“I acknowledge my defeat,” said Budd humbly. “I have nothing to say for Samson, excepting that he sings rather well.”

“That is graceful of you. But, frankly, Mr. Budd, you don’t approve of woman going into public life, and riding the bicycle?”

“Whether I do or do not makes little difference, Miss Van Vleck. The time is past when the opinion of men regarding these matters has any weight. The wise man to-day is he who frankly acknowledges that he is no longer a lord of creation, and settles down to suffer in silence, and to adapt himself to the new conditions.”

Gertrude’s eyes twinkled merrily.

“What a sad picture!” she exclaimed under her breath. “I am as sorry for you as for that poor Hebrew giant, with his shorn locks and his sightless eyes. But I am very glad, Mr. Budd, that you are not inclined to pull down the temple about our heads.”

Richard had been talking to Mrs. Percy-Bartlett about John Fenton.

“You interest me in the man,” she said earnestly. “I have a vague idea of having heard Mr. Percy-Bartlett speak of him as a brilliant but eccentric man of good origin, who cut quite a figure in society fifteen or twenty years ago. I think he had an unhappy love-affair that drove him into dissipation. Then he squandered his fortune, and dropped out of sight.”

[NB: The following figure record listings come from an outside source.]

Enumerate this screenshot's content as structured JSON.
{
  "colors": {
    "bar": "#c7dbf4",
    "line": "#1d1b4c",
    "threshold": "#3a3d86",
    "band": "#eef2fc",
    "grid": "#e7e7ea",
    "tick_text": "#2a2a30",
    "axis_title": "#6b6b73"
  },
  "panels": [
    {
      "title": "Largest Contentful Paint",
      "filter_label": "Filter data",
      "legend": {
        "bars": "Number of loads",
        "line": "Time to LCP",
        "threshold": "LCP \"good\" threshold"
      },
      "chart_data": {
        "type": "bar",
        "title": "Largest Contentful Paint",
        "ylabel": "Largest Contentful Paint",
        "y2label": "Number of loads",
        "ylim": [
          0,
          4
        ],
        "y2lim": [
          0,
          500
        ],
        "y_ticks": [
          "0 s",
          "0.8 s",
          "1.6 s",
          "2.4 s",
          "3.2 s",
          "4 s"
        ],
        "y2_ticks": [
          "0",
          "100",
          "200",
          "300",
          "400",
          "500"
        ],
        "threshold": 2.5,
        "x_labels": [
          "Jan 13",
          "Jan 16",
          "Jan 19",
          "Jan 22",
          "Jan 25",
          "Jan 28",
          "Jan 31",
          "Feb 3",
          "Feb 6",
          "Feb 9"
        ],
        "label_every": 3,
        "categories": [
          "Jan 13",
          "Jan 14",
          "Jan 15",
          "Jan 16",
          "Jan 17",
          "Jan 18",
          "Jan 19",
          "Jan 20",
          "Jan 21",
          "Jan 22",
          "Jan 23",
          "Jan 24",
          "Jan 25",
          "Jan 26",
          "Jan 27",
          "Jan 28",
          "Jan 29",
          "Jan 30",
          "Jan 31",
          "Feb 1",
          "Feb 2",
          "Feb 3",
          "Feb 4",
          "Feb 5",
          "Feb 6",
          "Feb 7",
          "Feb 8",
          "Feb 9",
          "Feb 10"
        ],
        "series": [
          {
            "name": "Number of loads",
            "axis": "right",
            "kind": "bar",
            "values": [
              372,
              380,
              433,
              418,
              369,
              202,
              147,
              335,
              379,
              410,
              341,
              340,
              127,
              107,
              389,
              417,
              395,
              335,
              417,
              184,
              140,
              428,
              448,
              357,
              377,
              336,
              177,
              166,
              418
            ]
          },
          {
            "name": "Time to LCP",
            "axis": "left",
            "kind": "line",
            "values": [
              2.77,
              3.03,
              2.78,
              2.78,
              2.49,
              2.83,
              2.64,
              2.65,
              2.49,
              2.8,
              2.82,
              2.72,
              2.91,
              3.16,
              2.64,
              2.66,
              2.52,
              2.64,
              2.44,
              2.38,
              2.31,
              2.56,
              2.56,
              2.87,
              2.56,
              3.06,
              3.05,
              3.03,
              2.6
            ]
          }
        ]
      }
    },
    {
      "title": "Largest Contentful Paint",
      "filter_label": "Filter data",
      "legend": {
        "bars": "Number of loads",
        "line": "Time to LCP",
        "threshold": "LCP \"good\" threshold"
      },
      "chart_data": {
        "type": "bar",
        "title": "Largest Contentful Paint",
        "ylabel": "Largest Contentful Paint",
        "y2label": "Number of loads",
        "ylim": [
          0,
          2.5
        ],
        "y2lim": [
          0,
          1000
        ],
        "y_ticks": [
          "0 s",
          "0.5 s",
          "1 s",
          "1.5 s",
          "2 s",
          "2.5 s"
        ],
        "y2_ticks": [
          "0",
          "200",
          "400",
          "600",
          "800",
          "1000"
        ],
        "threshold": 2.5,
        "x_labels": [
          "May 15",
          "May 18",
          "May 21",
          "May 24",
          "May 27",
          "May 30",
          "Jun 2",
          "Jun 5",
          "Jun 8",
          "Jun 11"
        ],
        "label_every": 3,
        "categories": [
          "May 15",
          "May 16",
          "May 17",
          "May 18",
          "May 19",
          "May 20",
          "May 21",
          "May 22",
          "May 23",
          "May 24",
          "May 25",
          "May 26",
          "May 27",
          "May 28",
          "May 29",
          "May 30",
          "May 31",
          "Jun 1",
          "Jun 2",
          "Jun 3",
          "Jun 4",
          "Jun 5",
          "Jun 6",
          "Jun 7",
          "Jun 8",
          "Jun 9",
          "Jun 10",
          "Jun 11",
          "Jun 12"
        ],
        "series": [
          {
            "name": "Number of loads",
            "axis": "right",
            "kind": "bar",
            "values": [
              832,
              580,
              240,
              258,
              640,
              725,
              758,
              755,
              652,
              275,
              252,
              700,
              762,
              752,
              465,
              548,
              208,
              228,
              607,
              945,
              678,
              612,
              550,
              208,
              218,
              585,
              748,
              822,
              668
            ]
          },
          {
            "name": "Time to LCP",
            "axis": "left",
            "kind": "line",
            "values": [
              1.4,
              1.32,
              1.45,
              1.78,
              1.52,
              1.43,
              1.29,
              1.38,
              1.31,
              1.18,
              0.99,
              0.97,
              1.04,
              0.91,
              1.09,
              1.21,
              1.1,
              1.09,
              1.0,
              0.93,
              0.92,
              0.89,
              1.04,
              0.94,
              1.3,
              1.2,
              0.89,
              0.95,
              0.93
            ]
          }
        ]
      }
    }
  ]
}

“I did not know all this,” said Richard musingly; “but it explains several things. At all events, Fenton has exercised a great fascination over me. I really like him better than any man I have met in New York. This is the more peculiar, as I am not in sympathy with any idea or theory that he propounds. It is strange how we are drawn to or repelled by people, without being able to explain just why we like one man and detest another, why one woman makes us misogynistic, and another causes us to forget everything but the heaven that lies in her”—

Richard hesitated.

“Well?” whispered Mrs. Percy-Bartlett, glancing up at him rather shyly.